The Board also confirmed today that will reduce the securities held by the Eurosystem under the Pandemic Emergency Asset Purchase Program (PEPP) by 7.5 billion euros per month on average in the second half of this year. The detailed terms of this reduction will generally be similar to those that applied to the asset purchase program (APP).

Asset Purchase Program (APP) and Pandemic Emergency Asset Purchase Program (PEPP)

The APP portfolio is being reduced at a measured and predictable pace, as the Eurosystem no longer reinvests principal amounts from redeeming securities at maturity.

The Board of Directors will continue to fully reinvest principal amounts from redeeming securities acquired under the PEPP scheme when they expire by the end of June 2024. During the second half of the year, it will reduce the size of the PEPP portfolio by €7.5 billion per month on average. The Board intends to end reinvestments under the PEPP scheme at the end of 2024.

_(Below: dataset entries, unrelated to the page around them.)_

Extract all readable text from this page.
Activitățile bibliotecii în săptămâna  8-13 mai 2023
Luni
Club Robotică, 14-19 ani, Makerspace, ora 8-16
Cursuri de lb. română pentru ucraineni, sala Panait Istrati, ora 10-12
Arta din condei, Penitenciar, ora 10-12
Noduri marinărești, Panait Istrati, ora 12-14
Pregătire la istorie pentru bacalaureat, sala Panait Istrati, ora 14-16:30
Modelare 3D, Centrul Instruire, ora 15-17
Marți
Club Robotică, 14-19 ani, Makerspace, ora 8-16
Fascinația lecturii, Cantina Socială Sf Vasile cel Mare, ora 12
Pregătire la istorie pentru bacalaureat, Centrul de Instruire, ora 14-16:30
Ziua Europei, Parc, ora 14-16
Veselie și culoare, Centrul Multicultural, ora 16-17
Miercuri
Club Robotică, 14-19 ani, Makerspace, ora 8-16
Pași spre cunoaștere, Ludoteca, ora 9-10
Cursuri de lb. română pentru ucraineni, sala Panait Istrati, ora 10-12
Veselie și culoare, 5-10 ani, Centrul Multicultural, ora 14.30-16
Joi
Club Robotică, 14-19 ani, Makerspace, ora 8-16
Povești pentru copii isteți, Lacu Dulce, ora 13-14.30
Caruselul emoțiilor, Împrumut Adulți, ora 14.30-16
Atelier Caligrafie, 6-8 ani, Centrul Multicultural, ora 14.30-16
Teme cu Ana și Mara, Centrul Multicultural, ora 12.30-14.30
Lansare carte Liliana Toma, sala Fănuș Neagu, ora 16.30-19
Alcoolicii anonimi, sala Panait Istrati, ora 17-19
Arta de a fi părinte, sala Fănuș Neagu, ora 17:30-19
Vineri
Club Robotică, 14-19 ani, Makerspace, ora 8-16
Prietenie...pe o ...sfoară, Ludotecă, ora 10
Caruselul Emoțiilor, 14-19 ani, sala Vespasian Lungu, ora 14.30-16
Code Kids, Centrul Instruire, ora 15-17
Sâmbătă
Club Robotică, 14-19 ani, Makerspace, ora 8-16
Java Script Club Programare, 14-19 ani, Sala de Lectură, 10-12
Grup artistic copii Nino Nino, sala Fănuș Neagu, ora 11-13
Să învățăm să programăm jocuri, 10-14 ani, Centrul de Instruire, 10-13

The Governing Council will continue to apply flexibility to the reinvestment of amounts from the redemption of PEPP portfolio securities as they mature in order to address risks to the monetary policy transmission mechanism related to the pandemic.

Refinancing operations

As banks repay the amounts borrowed under targeted longer-term refinancing operations, the Governing Council will regularly assess how targeted financing operations and their continued repayment contribute to the direction of its monetary policy.

Finally, it is noted that the Governing Council of the ECB is ready to adjust all the instruments at its disposal within the limits of the mandate assigned to it, in order to ensure that inflation will return to the 2% target in the medium term and to preserve the smooth operation of the monetary policy transmission mechanism. In addition, the Transmission Protection Instrument (TPI) is available to hedge against undesired, disorderly market developments that pose a serious threat to the transmission of monetary policy across euro area countries, thus allowing the Administrative Council to more effectively fulfill its mission of price stability.